Hace mucho, mucho tiempo, leí un cuento de ciencia-ficción del doctor Álvarez Villar que contaba más o menos lo que sigue.

 

            Allá por el siglo XVI, cayó en el Atlántico una nave extraterrestre averiada. Acertó a pasar por las inmediaciones un galeón español y sus tripulantes, confundiendo la astronave con algún buque de herejes ingleses, lo abordó. Como la nave iba protegida por un campo de fuerza, todos los tripulantes del galeón perecieron en una gran deflagración, excepto dos: un cura y un hidalgo.

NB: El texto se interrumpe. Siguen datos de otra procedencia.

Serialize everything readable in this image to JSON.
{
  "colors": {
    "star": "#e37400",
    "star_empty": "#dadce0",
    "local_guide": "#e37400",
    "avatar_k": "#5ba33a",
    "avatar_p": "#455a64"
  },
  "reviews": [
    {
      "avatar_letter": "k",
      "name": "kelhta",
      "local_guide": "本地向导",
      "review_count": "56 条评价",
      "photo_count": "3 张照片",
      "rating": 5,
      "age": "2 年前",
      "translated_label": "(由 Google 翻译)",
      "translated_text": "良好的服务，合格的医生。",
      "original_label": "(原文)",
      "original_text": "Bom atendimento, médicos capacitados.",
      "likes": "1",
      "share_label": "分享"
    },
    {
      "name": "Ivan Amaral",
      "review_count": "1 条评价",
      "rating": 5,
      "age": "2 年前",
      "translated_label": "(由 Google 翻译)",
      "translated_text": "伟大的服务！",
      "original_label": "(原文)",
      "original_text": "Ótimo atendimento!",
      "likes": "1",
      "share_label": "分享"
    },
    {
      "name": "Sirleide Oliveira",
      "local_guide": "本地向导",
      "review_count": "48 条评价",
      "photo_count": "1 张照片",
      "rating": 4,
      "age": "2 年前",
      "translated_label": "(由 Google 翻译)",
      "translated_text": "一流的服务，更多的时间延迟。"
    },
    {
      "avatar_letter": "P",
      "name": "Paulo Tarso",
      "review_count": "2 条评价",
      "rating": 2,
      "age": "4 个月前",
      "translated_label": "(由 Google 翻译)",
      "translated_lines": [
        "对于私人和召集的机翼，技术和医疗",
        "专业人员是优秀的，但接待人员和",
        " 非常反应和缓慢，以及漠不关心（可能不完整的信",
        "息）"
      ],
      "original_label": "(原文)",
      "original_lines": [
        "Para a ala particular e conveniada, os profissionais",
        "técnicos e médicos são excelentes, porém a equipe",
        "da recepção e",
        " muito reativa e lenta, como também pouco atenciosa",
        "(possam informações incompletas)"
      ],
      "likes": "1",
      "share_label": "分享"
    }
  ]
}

            Los extraterrestres se llevaron a aquel par de bárbaros primitivos a su planeta y, una vez en él, les mostraron las maravillas de su raza: las fábricas, las investigaciones científicas, los avances. Sin embargo, eso ni inmutó a los visitantes, para asombro de la raza estelar. Tratados como huéspedes, se dedicaron a recorrer el planeta sin cambiar de color ante las maravillas que se les mostraban. Al contrario, el hidalgo empleaba su tiempo en tocar la vihuela, componer poemas y requebrar a las damas, en tanto que el cura no pensaba sino en disquisiciones filosóficas.

            Al cabo del cuento, los extraterrestres se veían obligados a deportar a aquellos dos, viendo que su juventud se corrompía ante su influjo. Que abandonaban los estudios, las investigaciones y el trabajo para dedicarse a las artes y a la polémica.

 

            Cuando lo leí, con cerca de 20 años de edad, pensé: buena metáfora de cómo nos va de pena a los españoles, siempre ganduleando y perdiendo el tiempo mientras otros se dedican a cosas útiles y progresan.

            Lo gracioso del caso –lo curioso de las bromas que gasta la memoria- es que ahora, cuarto de siglo después, se me ocurre lo contrario. Que lo tonto es deslomarse en exceso, amasar y acumular para nada (o más bien para otros, en el fondo). Que los listos en el fondo eran el cura y el hidalgo. Que ellos sí que sabían vivir la vida.

La memoria

Pocas cosas hay tan traidoras como la memoria. Se reajusta, varía y muta según pasa el tiempo. ¿Cuántas veces habremos tenido discusiones con alguien porque el recuerdo que esa persona tenía de un suceso difería de forma radical del que teníamos nosotros? Esa alteración de las memorias puede que sea un mecanismo de adaptación y tenga sus ventajas, no me cabe duda, pero a veces resulta un poco inquietante. En ocasiones puede caberle a uno la sospecha de que su existencia está edificada encima de arena, sobre recuerdos que sólo en parte son reales.

            Gore Vidal, en el comienzo de su novela Mesías, tiene un párrafo muy jugoso al respecto de la memoria, que dice así:

«Envidio a esos cronistas que afirman con despreocupada pero sincera desenvoltura: «Yo estuve. Vi lo que ocurría. Fue así». Yo también estuve, en todos los sentidos de la palabra, mas no me creo capaz de describir con alguna exactitud los diversos acontecimientos de mi propia vida, aunque aún los recuerde de un modo intensamente vívido… Quizá sólo sea porque creo que todos somos traicionados por esos ojos de la memoria, tan mudables y particulares como aquellos con los que miramos el mundo material, pues la visión va variando, como suele ocurrir, desde los primeros a los últimos momentos de la vida».
 

            Mejor glosado, imposible.